This is (so far) keeping my system from craching :) but it is an
ugly work-around. I can live with an broken xconsole but I still
want to know wats realy is wrong with my system. Do You have any
ide:

o Why is xconsole broke? lsattr /dev/xconsole (when it's broke) give:
  lsattr 1.06, 7-Oct-96 for EXT2 FS 0.5b, 95/08/09
  lsattr: Invalid argument While reading flags on /dev/xconsole
  (dont know what it gives when xconsole is working, and I don't
  want to reboot as I am trying to find out if this 'fix' can keep
  my system up for a 'long' time).
o Why is root login broken when an proces is hanging on the broken
  xconsole and why is cronjobs hanging at this time?
o Any sugestions on what to read or what to investigate on my system
  is welcome.

All the cron.daily script on the machine is as installed by Debian
(the standard script has some "find ... rm" lines commented out whit a
referens to a security hole. The other scripts do "find ... rm" call.
Any reason to worry? Where can I read about this security hole?)

I do know this is unexact questions but it is the best I can do.
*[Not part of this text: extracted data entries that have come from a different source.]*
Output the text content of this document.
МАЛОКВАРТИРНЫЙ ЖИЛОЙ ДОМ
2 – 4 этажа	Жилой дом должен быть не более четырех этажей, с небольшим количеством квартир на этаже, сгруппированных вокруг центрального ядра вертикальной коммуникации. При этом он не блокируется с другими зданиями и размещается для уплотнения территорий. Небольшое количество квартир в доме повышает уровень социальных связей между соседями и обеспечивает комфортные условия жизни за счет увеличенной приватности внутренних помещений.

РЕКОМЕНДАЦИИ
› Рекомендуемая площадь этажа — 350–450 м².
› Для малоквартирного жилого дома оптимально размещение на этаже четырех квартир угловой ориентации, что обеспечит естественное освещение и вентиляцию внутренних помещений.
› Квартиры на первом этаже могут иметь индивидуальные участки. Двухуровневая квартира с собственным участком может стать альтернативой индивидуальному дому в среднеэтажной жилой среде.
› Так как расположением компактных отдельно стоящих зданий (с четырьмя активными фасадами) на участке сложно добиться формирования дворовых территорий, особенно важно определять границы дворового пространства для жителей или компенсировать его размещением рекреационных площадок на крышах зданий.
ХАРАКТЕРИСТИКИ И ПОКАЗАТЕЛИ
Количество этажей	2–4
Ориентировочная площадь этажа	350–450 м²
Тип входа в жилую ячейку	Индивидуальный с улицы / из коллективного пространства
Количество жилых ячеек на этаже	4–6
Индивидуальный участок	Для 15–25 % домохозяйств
I
had this problem with Debian 1.1 kernnel 2.0.0 and I upgraded to
Debiann 1.2.6 and kernel 2.0.27 in hope it was an 2.0.0 related
problem but the problem did not go away... I use the prebuilt Debian
'install' kernels (no kernel compile). All the cron.daily script on
the machine is as instaled by Debian (the standard script has some
find -> rm lines comented out whit a referens to a security hole.
The other scripts do find -> rm call. Any reason to worry? Where
can I read about this security hole?)

This problem has become more 'intresting' and less 'frustrating' as
I don't need to do bad reboots avery day any more

Ask if You need to know anything more.

Sorry for my poor english and TIA /Lars
--
   /